Lecture 11: Navigating XML using XPath

Title slide

Slides : Recording

Once we have some semistructured data gathered into an XML tree, we might want to find information within it. For small XML documents we can just look at it, or use text search; for large and very large documents there are dedicated query languages. Today’s lecture presented one of them: XPath, the XML Path Language. As well as being a query language in its own right, XPath is also a key component of many other XML and web technologies, where it is used to navigate around documents.

As a path language, XPath describes a possible route through an XML tree. As a query language, XPath returns the set of endpoints of all such paths. This step from an individual run to considering all possible runs is crucial in raising the level of abstraction and allowing us to think bigger thoughts. It also introduces the new challenge of finding efficient ways to compute the answers to these higher-level queries.

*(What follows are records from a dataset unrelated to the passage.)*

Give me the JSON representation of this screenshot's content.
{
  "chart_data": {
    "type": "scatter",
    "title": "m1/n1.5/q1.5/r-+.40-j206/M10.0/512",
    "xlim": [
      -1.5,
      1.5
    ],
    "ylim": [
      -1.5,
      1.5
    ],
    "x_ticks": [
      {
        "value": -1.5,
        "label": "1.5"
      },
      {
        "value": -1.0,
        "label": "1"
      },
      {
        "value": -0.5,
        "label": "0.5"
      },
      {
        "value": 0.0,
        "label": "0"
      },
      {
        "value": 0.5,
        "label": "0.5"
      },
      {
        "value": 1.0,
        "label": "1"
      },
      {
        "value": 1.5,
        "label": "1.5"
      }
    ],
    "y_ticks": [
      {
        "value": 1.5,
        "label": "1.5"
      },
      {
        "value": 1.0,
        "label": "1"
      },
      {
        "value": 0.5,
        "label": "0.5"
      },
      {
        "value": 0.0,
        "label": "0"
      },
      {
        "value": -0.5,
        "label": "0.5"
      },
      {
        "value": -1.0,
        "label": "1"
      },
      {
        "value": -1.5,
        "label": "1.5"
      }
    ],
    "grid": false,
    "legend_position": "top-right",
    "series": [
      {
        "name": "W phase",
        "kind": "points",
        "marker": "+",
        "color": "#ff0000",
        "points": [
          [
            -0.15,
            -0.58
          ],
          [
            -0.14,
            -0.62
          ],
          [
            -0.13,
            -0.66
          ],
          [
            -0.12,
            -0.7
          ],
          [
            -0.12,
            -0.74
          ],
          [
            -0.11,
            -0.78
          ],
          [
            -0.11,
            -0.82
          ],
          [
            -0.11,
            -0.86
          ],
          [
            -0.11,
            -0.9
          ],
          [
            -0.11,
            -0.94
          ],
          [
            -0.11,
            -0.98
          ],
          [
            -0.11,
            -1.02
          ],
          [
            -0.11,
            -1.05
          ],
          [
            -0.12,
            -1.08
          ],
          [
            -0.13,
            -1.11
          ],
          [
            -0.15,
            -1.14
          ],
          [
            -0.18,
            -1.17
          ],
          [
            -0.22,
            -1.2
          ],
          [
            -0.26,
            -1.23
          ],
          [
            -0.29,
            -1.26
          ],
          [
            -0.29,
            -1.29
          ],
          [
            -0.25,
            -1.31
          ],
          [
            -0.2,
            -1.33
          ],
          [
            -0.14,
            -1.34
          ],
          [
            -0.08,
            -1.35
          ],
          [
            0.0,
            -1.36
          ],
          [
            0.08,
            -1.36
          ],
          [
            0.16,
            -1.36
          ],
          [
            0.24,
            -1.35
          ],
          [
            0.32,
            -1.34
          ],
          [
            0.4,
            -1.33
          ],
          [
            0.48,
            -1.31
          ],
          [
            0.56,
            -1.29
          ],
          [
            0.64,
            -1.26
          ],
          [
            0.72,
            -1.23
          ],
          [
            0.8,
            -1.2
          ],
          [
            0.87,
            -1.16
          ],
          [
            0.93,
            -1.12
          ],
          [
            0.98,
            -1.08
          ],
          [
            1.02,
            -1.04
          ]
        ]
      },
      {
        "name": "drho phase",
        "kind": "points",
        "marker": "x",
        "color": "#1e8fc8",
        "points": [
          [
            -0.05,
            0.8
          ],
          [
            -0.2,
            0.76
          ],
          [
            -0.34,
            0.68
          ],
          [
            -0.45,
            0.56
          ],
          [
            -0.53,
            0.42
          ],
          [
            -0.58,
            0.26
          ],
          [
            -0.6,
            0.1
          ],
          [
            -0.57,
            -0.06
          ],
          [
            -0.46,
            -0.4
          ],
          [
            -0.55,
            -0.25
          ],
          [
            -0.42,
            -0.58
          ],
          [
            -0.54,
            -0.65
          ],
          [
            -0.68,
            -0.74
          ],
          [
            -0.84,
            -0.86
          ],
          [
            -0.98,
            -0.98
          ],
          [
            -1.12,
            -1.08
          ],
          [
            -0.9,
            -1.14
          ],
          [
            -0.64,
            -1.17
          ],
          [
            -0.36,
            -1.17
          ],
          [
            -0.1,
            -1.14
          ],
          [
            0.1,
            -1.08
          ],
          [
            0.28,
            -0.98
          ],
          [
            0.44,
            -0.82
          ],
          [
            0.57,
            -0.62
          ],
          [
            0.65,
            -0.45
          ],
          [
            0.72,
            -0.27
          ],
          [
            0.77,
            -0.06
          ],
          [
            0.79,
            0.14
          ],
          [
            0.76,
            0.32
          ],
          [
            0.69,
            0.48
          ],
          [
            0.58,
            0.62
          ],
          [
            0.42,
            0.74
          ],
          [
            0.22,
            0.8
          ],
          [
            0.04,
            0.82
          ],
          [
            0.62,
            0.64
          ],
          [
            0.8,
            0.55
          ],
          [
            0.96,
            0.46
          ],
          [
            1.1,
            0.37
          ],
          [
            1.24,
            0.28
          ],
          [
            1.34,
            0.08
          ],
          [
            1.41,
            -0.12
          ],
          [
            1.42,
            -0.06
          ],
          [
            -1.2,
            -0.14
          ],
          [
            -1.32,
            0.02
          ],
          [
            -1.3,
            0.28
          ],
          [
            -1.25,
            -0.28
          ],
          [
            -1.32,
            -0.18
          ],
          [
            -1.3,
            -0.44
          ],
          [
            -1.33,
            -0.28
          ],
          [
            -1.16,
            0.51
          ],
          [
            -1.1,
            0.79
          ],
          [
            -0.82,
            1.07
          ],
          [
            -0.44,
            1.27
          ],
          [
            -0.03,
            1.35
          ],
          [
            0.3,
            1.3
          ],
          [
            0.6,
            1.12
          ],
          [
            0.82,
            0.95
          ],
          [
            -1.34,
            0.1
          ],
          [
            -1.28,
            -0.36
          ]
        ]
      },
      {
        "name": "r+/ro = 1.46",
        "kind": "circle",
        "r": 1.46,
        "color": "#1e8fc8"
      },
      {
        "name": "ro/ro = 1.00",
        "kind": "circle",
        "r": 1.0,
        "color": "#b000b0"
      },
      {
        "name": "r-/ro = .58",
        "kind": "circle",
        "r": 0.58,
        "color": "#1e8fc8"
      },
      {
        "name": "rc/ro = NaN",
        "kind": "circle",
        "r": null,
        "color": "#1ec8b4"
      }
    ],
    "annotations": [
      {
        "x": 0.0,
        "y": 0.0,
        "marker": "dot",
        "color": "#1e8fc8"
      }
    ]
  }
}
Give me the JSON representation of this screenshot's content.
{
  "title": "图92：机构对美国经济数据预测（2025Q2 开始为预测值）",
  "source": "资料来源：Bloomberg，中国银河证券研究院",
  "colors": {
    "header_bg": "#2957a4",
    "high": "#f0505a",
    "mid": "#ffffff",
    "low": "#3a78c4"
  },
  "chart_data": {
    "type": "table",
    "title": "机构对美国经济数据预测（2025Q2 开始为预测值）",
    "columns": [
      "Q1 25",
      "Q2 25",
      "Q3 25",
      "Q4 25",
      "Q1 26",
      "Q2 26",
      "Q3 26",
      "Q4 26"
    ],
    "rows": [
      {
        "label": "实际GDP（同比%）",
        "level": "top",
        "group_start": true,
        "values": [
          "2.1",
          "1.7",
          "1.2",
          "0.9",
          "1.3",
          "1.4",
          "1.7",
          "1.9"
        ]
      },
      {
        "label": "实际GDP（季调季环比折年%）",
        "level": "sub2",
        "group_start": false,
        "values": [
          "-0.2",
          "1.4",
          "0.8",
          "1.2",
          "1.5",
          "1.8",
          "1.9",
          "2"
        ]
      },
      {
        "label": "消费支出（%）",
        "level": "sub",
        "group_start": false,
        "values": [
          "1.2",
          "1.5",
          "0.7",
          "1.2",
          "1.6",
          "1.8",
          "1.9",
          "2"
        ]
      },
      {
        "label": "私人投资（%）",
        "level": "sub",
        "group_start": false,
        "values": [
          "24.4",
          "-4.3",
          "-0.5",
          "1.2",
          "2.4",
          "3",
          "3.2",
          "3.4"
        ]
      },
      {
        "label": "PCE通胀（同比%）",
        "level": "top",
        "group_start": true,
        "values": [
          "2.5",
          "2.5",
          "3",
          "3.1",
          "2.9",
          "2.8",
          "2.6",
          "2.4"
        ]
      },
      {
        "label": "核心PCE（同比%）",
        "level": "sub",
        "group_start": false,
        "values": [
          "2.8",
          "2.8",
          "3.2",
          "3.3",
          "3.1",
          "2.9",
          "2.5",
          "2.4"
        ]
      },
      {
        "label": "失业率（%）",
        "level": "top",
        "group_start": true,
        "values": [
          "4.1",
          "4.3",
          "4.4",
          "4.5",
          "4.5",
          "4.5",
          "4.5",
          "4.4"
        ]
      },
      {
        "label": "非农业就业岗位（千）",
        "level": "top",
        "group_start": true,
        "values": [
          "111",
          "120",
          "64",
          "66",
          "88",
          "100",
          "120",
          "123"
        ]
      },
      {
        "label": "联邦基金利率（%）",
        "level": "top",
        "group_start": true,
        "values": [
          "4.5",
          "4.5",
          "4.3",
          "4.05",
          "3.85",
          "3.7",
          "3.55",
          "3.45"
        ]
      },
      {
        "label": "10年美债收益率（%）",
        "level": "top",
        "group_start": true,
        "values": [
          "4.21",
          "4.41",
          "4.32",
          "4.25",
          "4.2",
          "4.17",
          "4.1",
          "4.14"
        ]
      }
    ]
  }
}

I also reviewed the comments from mid-semester feedback sheets, presented the XML side of the Path timetable browser, and gave a short history of character sets from ticker-tape machines through teletypes to Unicode.

Links: Slides for Lecture 11; Recording


1. Read This

Background preparation for Friday’s lecture:

McEnery and Wilson. What is a corpus and what is in it?
Chapter 2 of Corpus Linguistics.
Second edition, Edinburgh University Press, 2001.

Section 2.2.2 is optional: the technologies it describes in detail have since transformed into the XML we now use. That leaves the parts before and after — read Sections 2.1, 2.2, 2.2.1, 2.3 and 2.4.

I’ve sent this round to all students by email, distributed copies in the lecture, and a few are still available outside the ITO.

2. Do This

Start on the Tutorial 5 exercises as soon as you are done with Tutorial 4. In these you use the xmllint command-line tool to check validity of XML against a DTD and run your own XPath queries.